CCCEH, CREW, CADRE cohorts:

Our work concentrates on the mechanisms for the onset of asthma and other immunological disorders. One large research focus involves establishing and studying a birth cohort from Northern Manhattan (Columbia Center for Children’s Environmental Health, CCCEH), determining the importance of environmental allergens, traffic-related pollutants, and phthalate exposure to the onset of allergies, asthma, and allergic immune responses. A major emphasis is on the role of prenatal and early postnatal exposure on later childhood and adolescent asthma risk. Additional areas of research include identifying novel genetic by environment interactions and epigenetic by environment interactions important to the onset of asthma.

Subsequently, we teamed up with investigators from 12 asthma birth cohorts across the U.S. to establish the Children’s Respiratory Research Workgroup (CREW) consortium. CREW proposed to identify specific types of childhood asthma, develop an understanding of what early life environmental influences cause these different types of asthma and when, and identify targets for future efforts aimed at preventing childhood asthma. CREW included data from a large number of children (over 9,000 at birth) and their families, with broad diversity in terms of ethnicity, family characteristics, neighborhoods and geographic locations. One of the primary goals of CREW is to put together sets of data and samples of participating cohorts to identify phenotypes of childhood asthma (i.e. specific subtypes of asthma that can be distinguished by clinical features such as natural history, triggers, exacerbation frequency, concurrent allergies, lung function, sex, etc).  We are obtaining mechanistic insights about personal and early life risk factors, and connecting asthma phenotypes with underlying causes and pathogenic mechanisms to define endotypes of childhood asthma.  More recently, CREW has expanded into the Children’s Allergy and Asthma Data Repository” (CADRE) consortium.

Children’s Respiratory Research Workgroup (CREW) and Children’s Allergy and Asthma Data Repository (CADRE) cohorts.

Our individual CCCEH study site also participates in the larger NIH Environmental Influences on Child Health Outcomes (ECHO) program.  Dr. Miller co-leads the research derived from the NYC cohort study site.  The Miller lab has led published papers on the role of chemicals in childhood asthma and allergic disorders and on risk factors for the onset of childhood asthma with recurrent exacerbations.   The overall goal is to help generate science and identify actionable solutions to prevent disease and promote better health among children.

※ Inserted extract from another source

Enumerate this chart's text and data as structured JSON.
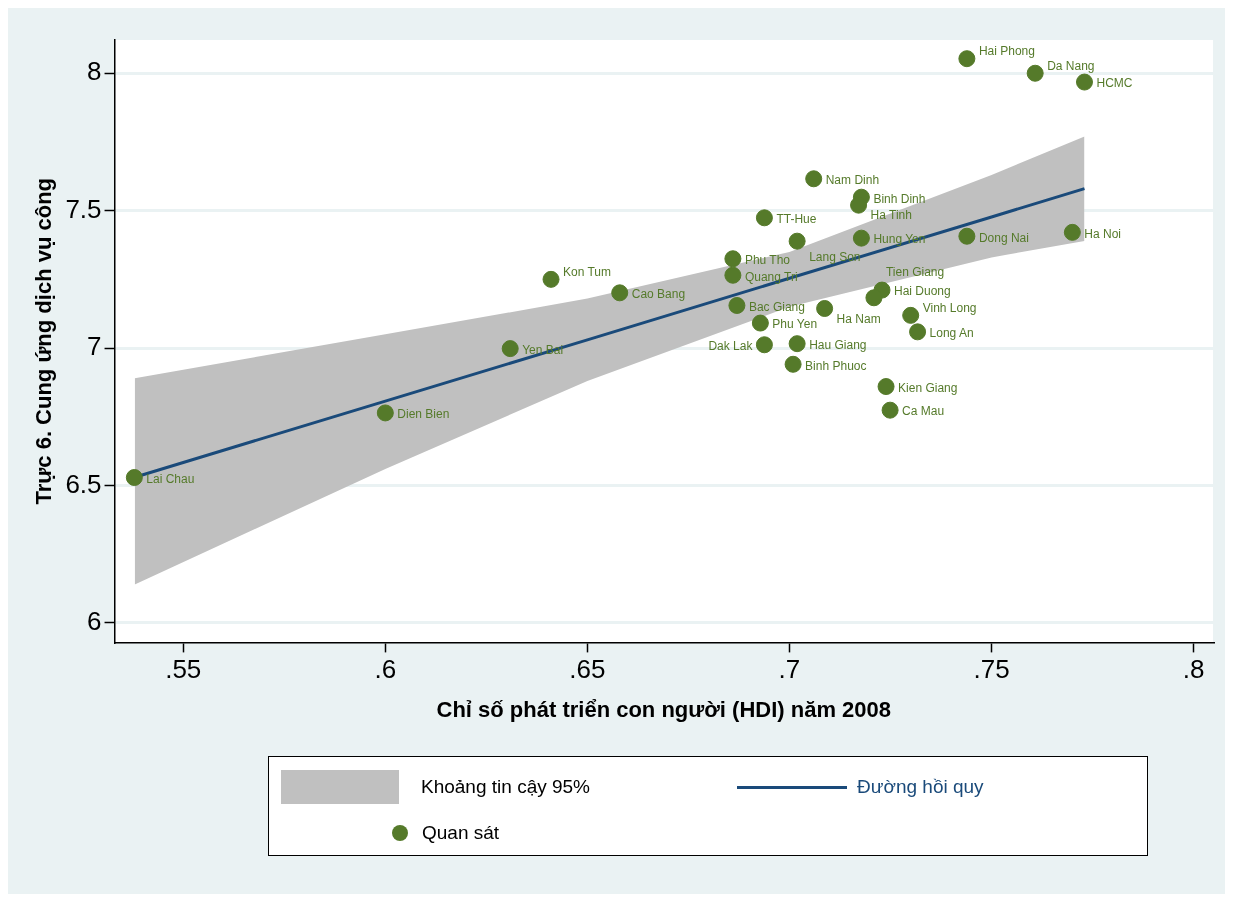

Endocrine Disruption, Hormones, and Sex Differences in Adolescent Airway Health:

This research leverages past findings from a well-retained multi-center cohort (TIDES. Representing San Francisco, CA; Minneapolis, MN; Rochester, NY; and Seattle, WA) to determine relationships between prenatal and childhood phthalates and phenols (including novel replacement chemicals), serum sex steroid hormones (estrogens and testosterone), targeted urinary steroid metabolites, and sex differences in airway health through adolescence.  In the co-investigator role, Dr. Miller and her team have been applying expertise in endocrine disrupting chemical exposure and childhood asthma and advising on all aspects of this research.  This includes helping with the design of the exposure assessment, analytical plan and interpretation of results.   She oversees the training in the measurement of fractional exhaled nitric oxide and the conduction of spirometry at all sites.  She has been responsible for ensuring proper quality controls and assurances of these data and overreads all the spirometry for this proposal.

Biologics And Clinical Immunology Cohort at Sinai (BACICS):

Many chronic immune mediated disorders (IMDs) are increasing in prevalence and continuing to cause substantial morbidity and mortality. Despite the development of biologics that precisely target pathological immune pathways, clinical responses remain uneven. The reasons for this variability remain a foremost research gap. Emerging data suggest that environmental exposures may explain why some patients exhibit more immune resilience whereas others experience persistent immune dysregulation. We launched the Biologics And Clinical Immunology Cohort at Sinai (BACICS) that is comprised of chronic IMD patients to apply state-of-the-art approaches towards assessing clinical and immunological patterns of treatment responses that transcend previous single disease and static paradigms. The cohort is designed to determine mechanisms for immune resilience longitudinally, including those that occur in common response to environmental exposures and those that pertain to multiple IMDs. All patients undergo the same repeated environmental, geospatial, nutritional and social assessments with comprehensive biobanking.  The new cohort focuses on shared features of systemic inflammation and immune dysregulation.  This contrasts to previously applied approaches that focused on individual diseases and may not have captured sufficiently the common environmental causes or the symptoms that result from these shared immune pathologies.